Sherlock crawls around on the floor in the most undignified and ridiculous way and finally asks for John's forgiveness for all the hurt he has caused him. John quotes canon and tells Sherlock that of course he forgives him as he's the best and the wisest man that he has ever known. Under the circumstances they find themselves in I beg to differ.
The actors all enthuse about the clever writing, but on paper it must have been even more obvious that nothing makes any sense. Perhaps Paul McGuigan could have salvaged this in part with a genius stroke of direction, but Jeremy Lovering was just not up to the job. His style feels old fashioned, as if he has just discovered dark and gritty and thinks it's a new and original thing. Lens flares! I beg you. His style misses all the seemingly effortless grace and elegance we're used to from McGuigan.
Even where he tries to build upon the groundwork McGuigan did regarding the on-screen deductions it doesn't look clear and sharp the way you would expect a genius mind to work. For instance in the case of the skeleton mystery although the idea with the onscreen references turning into the things they represent ("moth balls" bobbles away as a lot of little balls while "fire damage" burns itself out) seems cute, it rather distracts than underlines. It's unnecessary frippery and a far cry from the clean execution of the McGuigan era.
Despite the urgent music and the whizzing up and down stairs by bike the chase scene lacks tension as it takes them forever to get to their destination. When a chase scene is actually boring, what does that say about the direction?
In the intercut scenes it seemed that often the right time for the cut was missed and scenes were either too long or too short, but never really balanced.
Also, if we're now going for light and fluffy, why choose a director who wants to do dark and gritty? It doesn't compute.
As for the solution to the jump, it never really interested me that much. We've probably all read a lot of theories – one was bound to be the right one, whatever Steven Moffat said. He bragged a lot about how everyone had missed a crucial point and how what they were doing was so terribly clever that no one would ever guess it. Forget it. A million people left alone to speculate for two years? It's like with the monkeys and the type writers – someone would finally write Goethe's Faust.

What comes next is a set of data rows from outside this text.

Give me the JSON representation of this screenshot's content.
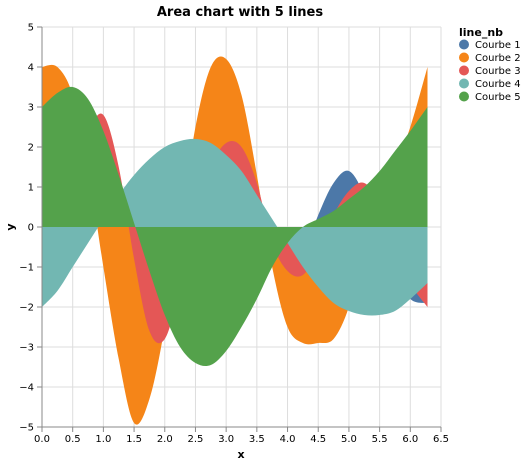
{
  "chart_data": {
    "type": "area",
    "title": "Area chart with 5 lines",
    "xlabel": "x",
    "ylabel": "y",
    "xlim": [
      0,
      6.5
    ],
    "ylim": [
      -5,
      5
    ],
    "x_ticks": [
      "0.0",
      "0.5",
      "1.0",
      "1.5",
      "2.0",
      "2.5",
      "3.0",
      "3.5",
      "4.0",
      "4.5",
      "5.0",
      "5.5",
      "6.0",
      "6.5"
    ],
    "y_ticks": [
      "5",
      "4",
      "3",
      "2",
      "1",
      "0",
      "−1",
      "−2",
      "−3",
      "−4",
      "−5"
    ],
    "grid": true,
    "legend": {
      "title": "line_nb",
      "position": "right"
    },
    "x": [
      0.0,
      0.25,
      0.5,
      0.75,
      1.0,
      1.25,
      1.5,
      1.75,
      2.0,
      2.25,
      2.5,
      2.75,
      3.0,
      3.25,
      3.5,
      3.75,
      4.0,
      4.25,
      4.5,
      4.75,
      5.0,
      5.25,
      5.5,
      5.75,
      6.0,
      6.28
    ],
    "series": [
      {
        "name": "Courbe 1",
        "color": "#4c78a8",
        "values": [
          0.0,
          0.5,
          1.2,
          1.8,
          1.9,
          1.2,
          0.1,
          -1.2,
          -2.0,
          -1.6,
          -0.5,
          0.6,
          1.5,
          1.6,
          0.8,
          -0.6,
          -1.3,
          -0.7,
          0.3,
          1.1,
          1.4,
          0.8,
          -0.3,
          -1.1,
          -1.8,
          -1.9
        ]
      },
      {
        "name": "Courbe 2",
        "color": "#f58518",
        "values": [
          4.0,
          4.0,
          3.3,
          1.5,
          -1.0,
          -3.3,
          -4.9,
          -4.3,
          -2.5,
          0.0,
          2.5,
          4.0,
          4.2,
          3.3,
          1.3,
          -1.0,
          -2.5,
          -2.9,
          -2.9,
          -2.8,
          -2.0,
          -0.5,
          0.5,
          1.5,
          2.5,
          4.0
        ]
      },
      {
        "name": "Courbe 3",
        "color": "#e45756",
        "values": [
          0.0,
          0.7,
          1.5,
          2.4,
          2.8,
          1.5,
          -0.8,
          -2.6,
          -2.8,
          -1.5,
          0.2,
          1.5,
          2.1,
          2.0,
          1.1,
          -0.4,
          -1.1,
          -1.2,
          -0.6,
          0.3,
          0.9,
          1.1,
          0.6,
          -0.4,
          -1.4,
          -2.0
        ]
      },
      {
        "name": "Courbe 4",
        "color": "#72b7b2",
        "values": [
          -2.0,
          -1.6,
          -1.0,
          -0.4,
          0.2,
          0.8,
          1.3,
          1.7,
          2.0,
          2.15,
          2.2,
          2.1,
          1.8,
          1.4,
          0.8,
          0.2,
          -0.4,
          -1.0,
          -1.5,
          -1.9,
          -2.1,
          -2.2,
          -2.2,
          -2.1,
          -1.8,
          -1.4
        ]
      },
      {
        "name": "Courbe 5",
        "color": "#54a24b",
        "values": [
          3.0,
          3.35,
          3.5,
          3.2,
          2.4,
          1.3,
          0.1,
          -1.1,
          -2.2,
          -3.0,
          -3.4,
          -3.45,
          -3.1,
          -2.5,
          -1.8,
          -1.0,
          -0.4,
          0.0,
          0.2,
          0.4,
          0.7,
          1.0,
          1.4,
          1.9,
          2.4,
          3.0
        ]
      }
    ]
  }
}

I did wonder what they were going to do that had not been speculated online, but trusted them to come up with something original as promised. Sadly, they copped out, but that is the least of my worries.
Far worse to waste an entire precious episode of only three(!) on fan w... erm, service. Other reviews describe the episode as a "love letter to fandom". Well, I guess, it's the idea that counts. I would have felt really loved if I had been given an epsiode that I could love back.
Yes, Sherlock has fans inside the Sherlock universe and as such it was not really a breaching of the fourth wall, but the references were too heavy handed for my taste and took up too much time that would have been spent better on more important issues. Some graffiti saying "#Sherlocklives" or 'I believe in Sherlock' casually shown as John or Lestrade move around London would have done the trick.
It's a shame because this episode has lots of lovely scenes and shots that would just shine in the right context. Sadly, nothing really gels. The story never commits to anything. The moment it comes close to anything feeling real and true, it dances away again, afraid of it's own shadow.
Apparently we're now done with Sherlock, the crime drama, and are headed towards Sherlock, the sitcom. I don't think I'm onboard with this.